More than 50,000 fans created a pre-match atmosphere similar to that reserved only for Old-Firm or major European games, and the home supporters were almost rewarded early on when Maurice Edu’s shot was cleared off the line by Liam Kelly.
That was it in terms of clear-cut chances for the ‘Gers in the first half as Kilmarnock rallied and went on to dominate the remainder of the period.
They flooded forward impressively at times and put the home defence under immense pressure for large parts of the first 45.
Killie’s attacking play was rewarded after 12 minutes when a slip by Dorin Goian allowed Paul Heffernan to slip Dean Sheils in, allowing the Ulsterman to finish well and low to Allan McGregor’s left.In the end the visitors were good value for their win, and had chances to add a second or even a third goal, but they were rather profligate in front of goal.
The home side will point – quite rightly – to a disallowed Lee McCulloch goal midway through the second half after referee Iain Brines spotted a non-existent foul in the box following Steven Davis’ corner kick.
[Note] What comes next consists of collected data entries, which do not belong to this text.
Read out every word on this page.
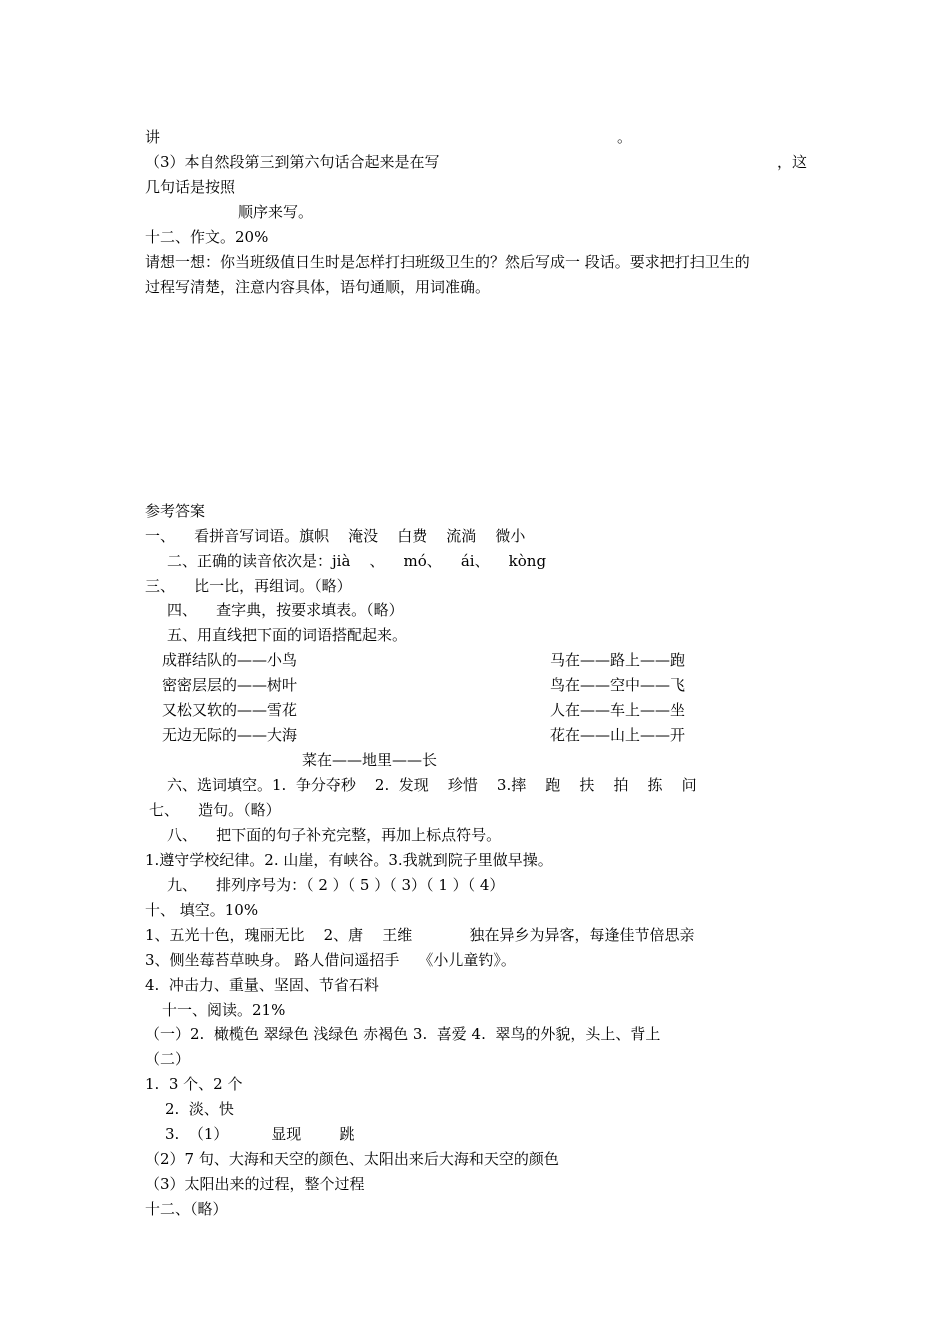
讲	。
（3）本自然段第三到第六句话合起来是在写	，这
几句话是按照
顺序来写。
十二、作文。20%
请想一想：你当班级值日生时是怎样打扫班级卫生的？然后写成一 段话。要求把打扫卫生的
过程写清楚，注意内容具体，语句通顺，用词准确。
参考答案
一、    看拼音写词语。旗帜    淹没    白费    流淌    微小
二、正确的读音依次是：jià    、    mó、    ái、    kòng
三、    比一比，再组词。（略）
四、    查字典，按要求填表。（略）
五、用直线把下面的词语搭配起来。
成群结队的——小鸟
密密层层的——树叶
又松又软的——雪花
无边无际的——大海
马在——路上——跑
鸟在——空中——飞
人在——车上——坐
花在——山上——开
菜在——地里——长
六、选词填空。1.  争分夺秒    2.  发现    珍惜    3.摔    跑    扶    拍    拣    问
七、    造句。（略）
八、    把下面的句子补充完整，再加上标点符号。
1.遵守学校纪律。2. 山崖，有峡谷。3.我就到院子里做早操。
九、    排列序号为：（ 2 ）（ 5 ）（ 3）（ 1 ）（ 4）
十、 填空。10%
1、五光十色，瑰丽无比    2、唐    王维            独在异乡为异客，每逢佳节倍思亲
3、侧坐莓苔草映身。 路人借问遥招手    《小儿童钓》。
4.  冲击力、重量、坚固、节省石料
十一、阅读。21%
（一）2.  橄榄色 翠绿色 浅绿色 赤褐色 3.  喜爱 4.  翠鸟的外貌，头上、背上
（二）
1.  3 个、2 个
2.  淡、快
3.  （1）         显现        跳
（2）7 句、大海和天空的颜色、太阳出来后大海和天空的颜色
（3）太阳出来的过程，整个过程
十二、（略）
Referee Brines and his assistants made a catalogue of baffling decisions throughout the afternoon; however this cannot excuse the poor quality of play demonstrated by Rangers for large parts of the game.
They could have no complaints though over Sasa Papac being shown a straight red card two minutes prior to half time. The experienced Bosnian dived in high and late on Kelly, and he left the much maligned Brines with no option.
Full time brought spontaneous applause from the home support rather than the usual cacophony of boos a poor result such as this would bring.
Kilmarnock players and staff ran jubilantly to their small band of fans, with manager Kenny Shiels particularly milking the adulation.
Some Rangers players slumped to the turf at the final-whistle, with Lee McCulloch and Carlos Bocanegra visibly upset by the result.
Rangers are now only six points ahead of third placed Motherwell, while Kilmarnock have moved up to sixth.